Quasi certamente il dottor Cudillo ha chiesto ai funzionari delucidazioni su alcune delle deposizioni rese dagli arrestati subito dopo il loro fermo da parte della polizia. Si dice a palazzo di Giustizia che durante gli interrogatori i più giovani si siano accusati a vicenda ma solo per quanto riguarda «l’intenzione di compiere attentati dimostrativi» mentre avrebbero escluso ogni responsabilità per le bombe di Roma e Milano. Il magistrato si dice ancora ha voluto sapere come furono condotti gli interrogatori in questura e come si giunse a queste reciproche accuse. Ieri dunque è stata una giornata di attesa, una giornata in cui sembra non si è neppure iniziato a sciogliere i tanti nodi che avviluppano questa inchiesta. Tutti gli interrogativi sono rimasti in piedi e ogni giorno che passa si fanno più inquietanti.

Sono gli stessi interrogativi che l’altro ieri e ieri riproponeva l’Avanti! in una attenta analisi delle figure degli arrestati e degli elementi che li accusano e dei loro alibi. In particolare scrive l’Avanti! su Valpreda (riportando anche una frase del Corriere della sera) «Vi sarebbe un testimone pronto ad affermare che Pietro Valpreda il giorno prima degli attentati era ancora a Roma a tarda sera». Sarebbe dunque partito per Milano la mattina della strage e ammesso che abbia avuto il tempo per essere alle 16,30 a Milano come avrebbe fatto a preparare l’ordigno? C’è qualcuno, ammesso che sia lui l’attentatore, che l’ha confezionata e poi l’ha passata a Valpreda?

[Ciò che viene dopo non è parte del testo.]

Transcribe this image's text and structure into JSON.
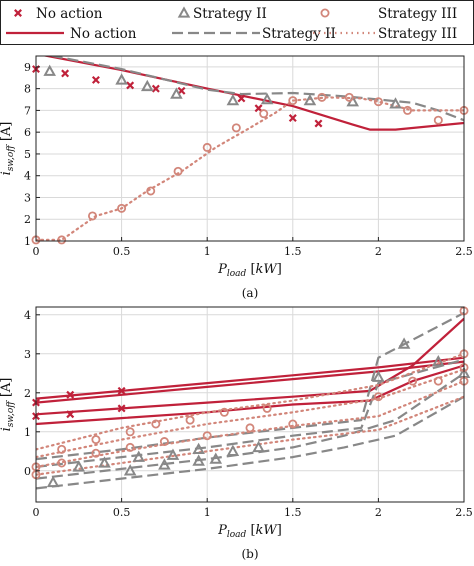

I poliziotti dicono può essere stato Pinelli. Ma a prescindere dall’alibi che il ferroviere anarchico aveva, un nuovo elemento si è aggiunto ieri che sembra scagionarlo: Pinelli riteneva che Valpreda fosse un informatore della polizia. Lo ha rivelato la moglie dell’anarchico in una intervista pubblicata ieri dal Giorno. Lo stesso quotidiano ha fatto ieri una ricostruzione degli avvenimenti e delle figure degli arrestati giungendo alla conclusione che «per un affare di questa portata occorrono capi, uomini e mezzi». La piega presa dall’inchiesta pur non escludendo l’intervento di terzi in un ruolo di provocazione lascia per ora credere  che l’autorità interpreti in modo diverso gli avvenimenti che hanno impietrito il paese». E più oltre: «Un complotto dunque con due componenti il fanatismo e la rabbia. Ma c’è la prova di tutto questo?»

L’Avanti! di ieri implicitamente risponde a questa domanda: «Non vorremmo assolutamente che questo procedimento giudiziario si concludesse con un processo indiziario, in un clima di caccia alle streghe, con il paese diviso in innocentisti e colpevolisti»

E non si può non essere d’accordo: l’opinione pubblica vuole giustizia, giustizia piena e senza ombre.